Android - Best way to hide API clientId & clientSecret

Question

I would like to have your opinion on the best way to hide an API key and secret key.

I found 2 ways :

• Use NDK like that : https://medium.com/@abhi007tyagi/storing-api-keys-using-android-ndk-6abb0adcadad
• Use Gradle like that : http://www.techjini.com/blog/securing-api-key-and-secret-key-in-android

I know that risk 0 does not exist but what is the most secure solution ?

Thank in advance

Answer 1

To hide secret keys in an Android app, we have developed a free open source alternative to Dexguard. Our hidden-secrets-gradle-plugin uses the NDK and XOR operator to obfuscate keys to prevent reverse engineering.

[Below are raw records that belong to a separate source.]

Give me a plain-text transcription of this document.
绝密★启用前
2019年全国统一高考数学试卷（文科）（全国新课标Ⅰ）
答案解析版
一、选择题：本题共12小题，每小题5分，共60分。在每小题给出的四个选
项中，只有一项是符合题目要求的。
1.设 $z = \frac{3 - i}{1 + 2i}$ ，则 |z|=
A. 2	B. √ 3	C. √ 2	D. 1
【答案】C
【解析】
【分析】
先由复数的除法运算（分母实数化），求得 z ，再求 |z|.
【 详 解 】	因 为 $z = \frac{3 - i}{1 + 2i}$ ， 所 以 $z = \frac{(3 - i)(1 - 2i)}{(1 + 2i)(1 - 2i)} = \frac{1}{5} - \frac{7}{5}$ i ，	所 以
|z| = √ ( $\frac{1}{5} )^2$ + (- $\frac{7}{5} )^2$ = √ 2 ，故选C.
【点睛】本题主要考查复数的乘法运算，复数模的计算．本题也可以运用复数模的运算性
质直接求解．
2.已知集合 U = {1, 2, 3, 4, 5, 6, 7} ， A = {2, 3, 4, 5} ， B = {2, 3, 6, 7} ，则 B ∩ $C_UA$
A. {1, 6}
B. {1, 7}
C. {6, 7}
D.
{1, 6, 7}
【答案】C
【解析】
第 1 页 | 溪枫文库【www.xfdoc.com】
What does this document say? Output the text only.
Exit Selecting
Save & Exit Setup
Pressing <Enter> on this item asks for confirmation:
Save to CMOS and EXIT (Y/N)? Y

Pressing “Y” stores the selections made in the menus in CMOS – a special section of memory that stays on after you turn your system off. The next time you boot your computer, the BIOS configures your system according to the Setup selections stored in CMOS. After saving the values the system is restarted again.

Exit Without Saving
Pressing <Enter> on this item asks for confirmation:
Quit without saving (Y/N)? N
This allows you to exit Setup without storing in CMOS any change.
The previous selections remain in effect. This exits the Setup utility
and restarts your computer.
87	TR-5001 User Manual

You can optionally provide a custom encoding/decoding algorithm to improve the security of your key.

Access to the plugin and all the details : https://github.com/klaxit/hidden-secrets-gradle-plugin

Answer 2

If you are using oAuth to get a token you can setup a server with the client id and client secret on the your server. Your application gets the oAuth token from your server. This way you do not have to put the client id or client secret in your application that the user downloads and runs.

Answer 3

The best to secure the key is by not putting your keys in app, for that purpose if you are using a server that is highly secure (eg. Amazon Server) then put your keys on server and access them on run time. And also apply public/private encryption on both app and server side.

But if you want to stay with the app then using "NDK" or using "Proguard" both are highly secure mechanisms on app level.

Answer 4

The NDK seems like your best bet, although not being 100% secure, but it sure is hard to reverse engineer. The gradle way doesn't seem secure at all.

For obfuscation and encryption purposes, you could also take advantage of DexGuard.